PyLossless EEG Processing Pipeline#
Note
This repository is in a constant state of flux and not yet ready for outside use!
🦾 Automated
Automatic Processing Pipeline cleans your EEG data. 🧹
🐍 Built on Python
Ported from MATLAB for easier use and access!
♻️ Non-destructive
Keeps your EEG continuous, so you can epoch your data however and whenever you want to.
📝 Artifacts are Noted
Bad channels, times, and
components are stored as
Annotations
in your
raw data.
👩💻 Streamlined Review
Web dashboard built with Plotly/Dash helps you Review the pipeline output and make informed decisions about your data
Motivation#
This project is a port of the MATLAB Lossless EEG Processing Pipeline (Github repo) presented in Desjardins et al (2021). This port aims at 1) making this pipeline available to the Python community and 2) providing a version of the pipeline that is easier to deploy by outsiders.

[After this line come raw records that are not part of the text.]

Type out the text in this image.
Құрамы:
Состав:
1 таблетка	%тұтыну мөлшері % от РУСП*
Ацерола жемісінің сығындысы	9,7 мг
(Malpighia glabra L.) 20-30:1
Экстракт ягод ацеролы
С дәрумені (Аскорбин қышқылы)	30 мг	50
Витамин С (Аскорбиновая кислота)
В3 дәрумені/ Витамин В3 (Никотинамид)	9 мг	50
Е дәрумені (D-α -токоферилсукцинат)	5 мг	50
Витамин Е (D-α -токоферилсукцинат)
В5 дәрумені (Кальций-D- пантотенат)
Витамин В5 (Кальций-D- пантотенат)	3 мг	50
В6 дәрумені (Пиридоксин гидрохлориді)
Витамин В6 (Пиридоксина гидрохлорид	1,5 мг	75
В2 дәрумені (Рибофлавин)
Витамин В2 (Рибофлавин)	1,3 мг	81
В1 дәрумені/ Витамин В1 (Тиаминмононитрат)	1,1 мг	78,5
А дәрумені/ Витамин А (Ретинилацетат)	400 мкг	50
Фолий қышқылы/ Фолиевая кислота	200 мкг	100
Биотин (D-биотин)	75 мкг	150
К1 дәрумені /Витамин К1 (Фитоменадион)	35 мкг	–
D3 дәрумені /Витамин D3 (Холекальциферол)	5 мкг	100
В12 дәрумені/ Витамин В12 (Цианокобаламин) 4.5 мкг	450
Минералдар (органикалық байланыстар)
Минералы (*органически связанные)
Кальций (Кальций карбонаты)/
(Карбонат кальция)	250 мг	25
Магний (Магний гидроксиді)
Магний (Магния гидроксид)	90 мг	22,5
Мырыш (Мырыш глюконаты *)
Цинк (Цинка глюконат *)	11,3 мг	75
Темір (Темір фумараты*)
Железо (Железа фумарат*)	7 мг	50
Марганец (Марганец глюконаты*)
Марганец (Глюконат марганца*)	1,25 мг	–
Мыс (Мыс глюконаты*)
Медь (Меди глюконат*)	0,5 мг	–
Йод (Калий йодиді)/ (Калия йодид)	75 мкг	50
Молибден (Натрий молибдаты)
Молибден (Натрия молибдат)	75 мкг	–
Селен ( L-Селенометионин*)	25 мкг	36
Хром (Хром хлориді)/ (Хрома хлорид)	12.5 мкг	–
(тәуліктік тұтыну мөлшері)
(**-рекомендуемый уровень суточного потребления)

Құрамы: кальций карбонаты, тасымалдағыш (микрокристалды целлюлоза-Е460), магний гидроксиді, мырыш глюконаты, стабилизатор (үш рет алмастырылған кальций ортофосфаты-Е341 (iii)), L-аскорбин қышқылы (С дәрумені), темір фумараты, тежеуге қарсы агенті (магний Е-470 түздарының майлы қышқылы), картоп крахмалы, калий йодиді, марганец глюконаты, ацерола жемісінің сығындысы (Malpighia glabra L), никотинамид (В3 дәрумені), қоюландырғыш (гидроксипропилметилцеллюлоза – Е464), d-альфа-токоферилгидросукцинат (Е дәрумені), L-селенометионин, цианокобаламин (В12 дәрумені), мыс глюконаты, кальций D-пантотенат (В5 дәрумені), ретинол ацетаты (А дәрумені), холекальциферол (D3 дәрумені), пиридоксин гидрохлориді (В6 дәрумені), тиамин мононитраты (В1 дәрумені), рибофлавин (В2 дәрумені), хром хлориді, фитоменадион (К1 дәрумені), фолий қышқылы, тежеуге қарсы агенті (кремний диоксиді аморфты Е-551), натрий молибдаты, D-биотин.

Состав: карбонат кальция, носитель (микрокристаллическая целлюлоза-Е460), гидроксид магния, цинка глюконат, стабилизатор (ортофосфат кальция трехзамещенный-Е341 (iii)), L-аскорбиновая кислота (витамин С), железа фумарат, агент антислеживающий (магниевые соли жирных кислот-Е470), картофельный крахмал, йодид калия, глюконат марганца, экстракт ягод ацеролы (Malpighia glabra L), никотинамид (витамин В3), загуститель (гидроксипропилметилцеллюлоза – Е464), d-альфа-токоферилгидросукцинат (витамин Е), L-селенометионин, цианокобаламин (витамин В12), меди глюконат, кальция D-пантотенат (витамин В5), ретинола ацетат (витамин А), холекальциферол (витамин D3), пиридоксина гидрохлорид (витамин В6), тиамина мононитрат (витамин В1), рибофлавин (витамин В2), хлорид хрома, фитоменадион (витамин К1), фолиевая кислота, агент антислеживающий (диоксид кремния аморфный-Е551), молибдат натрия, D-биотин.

This pipeline is built on the idea that sharing and pooling data across the scientific community is most efficient when sharing a standardized (e.g., in BIDS) and “clean” version of a dataset. However, cleaning artifacts in a dataset generally results in a loss of data (i.e., the original recorded signals are generally not recoverable). This is particularly problematic given that preprocessing steps for a dataset are rarely perfect (i.e., future developments may offer methods that would perform better at removing some artifacts) and can be project-dependent. The Lossless pipeline addresses this issue by proposing a “lossless” process where data are annotated for artifacts in a non-destructive way, so that users have access to a readily clean dataset if they are comfortable with the existing annotations. Alternative, they can choose which annotations to use for preprocessing in a piecemeal fashion, or simply use the raw data without excluding any artifacts based on provided annotations. Artifacts are annotated for channels, epochs, and independent components; see Desjardins et al (2021) for a more detailed presentation.